Par ailleurs, trois espèces s’ajoutent à la liste des espèces floristiques « vulnérables », dont la vergerette à feuilles segmentées, une plante de la même famille que le pissenlit qu’on retrouve surtout en Arctique. Sa population du Bas-Saint-Laurent et de la Gaspésie « compterait tout au plus 1500 individus ». Elle est une relique de la dernière glaciation et elle présente donc « une valeur biogéographique et patrimoniale remarquable », selon les experts du MELCC.

Le gouvernement a aussi prévu que trois espèces passeront de menacées à vulnérables et trois autres pourront être retirées de la liste, et ce, « en raison de l’amélioration des connaissances sur leur abondance et leur répartition ».

Avec cette mise à jour de la liste, on compte maintenant 89 espèces floristiques inscrites, dont 65 menacées et 24 vulnérables. Un total de 507 espèces floristiques, dont 314 vasculaires et 193 invasculaires, y figurent également sur à titre d’espèces « susceptibles » d’être désignées menacées ou vulnérables.

Moderniser la loi

 

Directeur général de la Société pour la nature et les parcs du Québec, Alain Branchaud salue la décision de mettre enfin la liste à jour. Celle-ci est d’autant plus nécessaire, selon lui, que des projets de développement, notamment dans le sud de la province, peuvent menacer directement des espèces pourtant en péril.

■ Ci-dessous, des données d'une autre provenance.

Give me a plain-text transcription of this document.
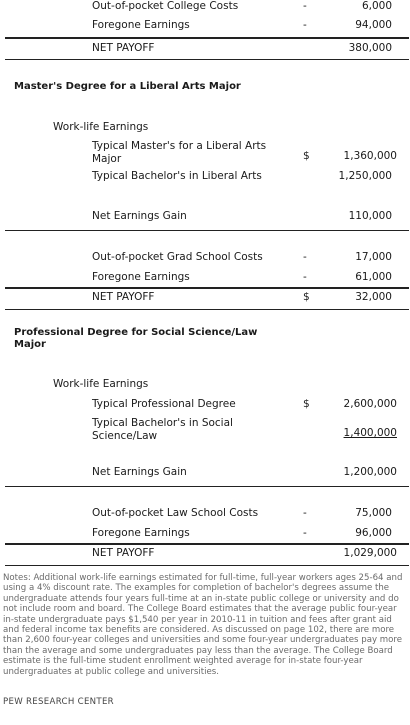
Out-of-pocket College Costs	-	6,000
Foregone Earnings	-	94,000
NET PAYOFF	380,000
Master's Degree for a Liberal Arts Major
Work-life Earnings
Typical Master's for a Liberal Arts Major	$	1,360,000
Typical Bachelor's in Liberal Arts	1,250,000
Net Earnings Gain	110,000
Out-of-pocket Grad School Costs	-	17,000
Foregone Earnings	-	61,000
NET PAYOFF	$	32,000
Professional Degree for Social Science/Law Major
Work-life Earnings
Typical Professional Degree	$	2,600,000
Typical Bachelor's in Social Science/Law	1,400,000
Net Earnings Gain	1,200,000
Out-of-pocket Law School Costs	-	75,000
Foregone Earnings	-	96,000
NET PAYOFF	1,029,000
Notes: Additional work-life earnings estimated for full-time, full-year workers ages 25-64 and using a 4% discount rate. The examples for completion of bachelor's degrees assume the undergraduate attends four years full-time at an in-state public college or university and do not include room and board. The College Board estimates that the average public four-year in-state undergraduate pays $1,540 per year in 2010-11 in tuition and fees after grant aid and federal income tax benefits are considered. As discussed on page 102, there are more than 2,600 four-year colleges and universities and some four-year undergraduates pay more than the average and some undergraduates pay less than the average. The College Board estimate is the full-time student enrollment weighted average for in-state four-year undergraduates at public college and universities.
PEW RESEARCH CENTER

Le biologiste estime toutefois que l’ajout d’espèces sur la liste, dans le cadre de la Loi sur les espèces menacées ou vulnérables, est insuffisant. « On a beau inscrire toutes les espèces qu’on veut à cette loi, ça reste une loi qui manque de mordant, si on la compare avec la Loi sur les espèces en péril du gouvernement fédéral. La nécessaire modernisation de la Loi sur les espèces menacées ou vulnérables est encore un chantier qui doit être à l’ordre du jour du prochain gouvernement du Québec. »

Cette modernisation devrait permettre de mieux protéger les espèces, notamment celles qui sont considérées comme étant « vulnérables », afin de ne pas aggraver leur situation par la destruction de leurs habitats.

Le même constat vaut pour la liste des espèces fauniques menacées ou vulnérables. « Il n’existe pas de processus légal pour l’inscription des espèces. Ça se fait de façon non transparente. On ne sait pas où en sont les dossiers. Et dans le cas des espèces fauniques, ça fait près de 10 ans qu’il n’y a pas eu de nouvelle inscription ou de modification de statut des espèces. »

La présence d’une espèce faunique en péril ne suffit également pas à bloquer un projet qui la menace directement. À titre d’exemple, le MELCC a autorisé en 2021 la destruction d’un des derniers habitats de la rainette faux-grillon, situé à Longueuil, pour construire une route. Cette espèce est classée « vulnérable » au Québec depuis septembre 2001 et elle a perdu plus de 90 % de son habitat au fil des ans. Le gouvernement fédéral a stoppé le projet routier, en vertu des dispositions de la Loi sur les espèces en péril.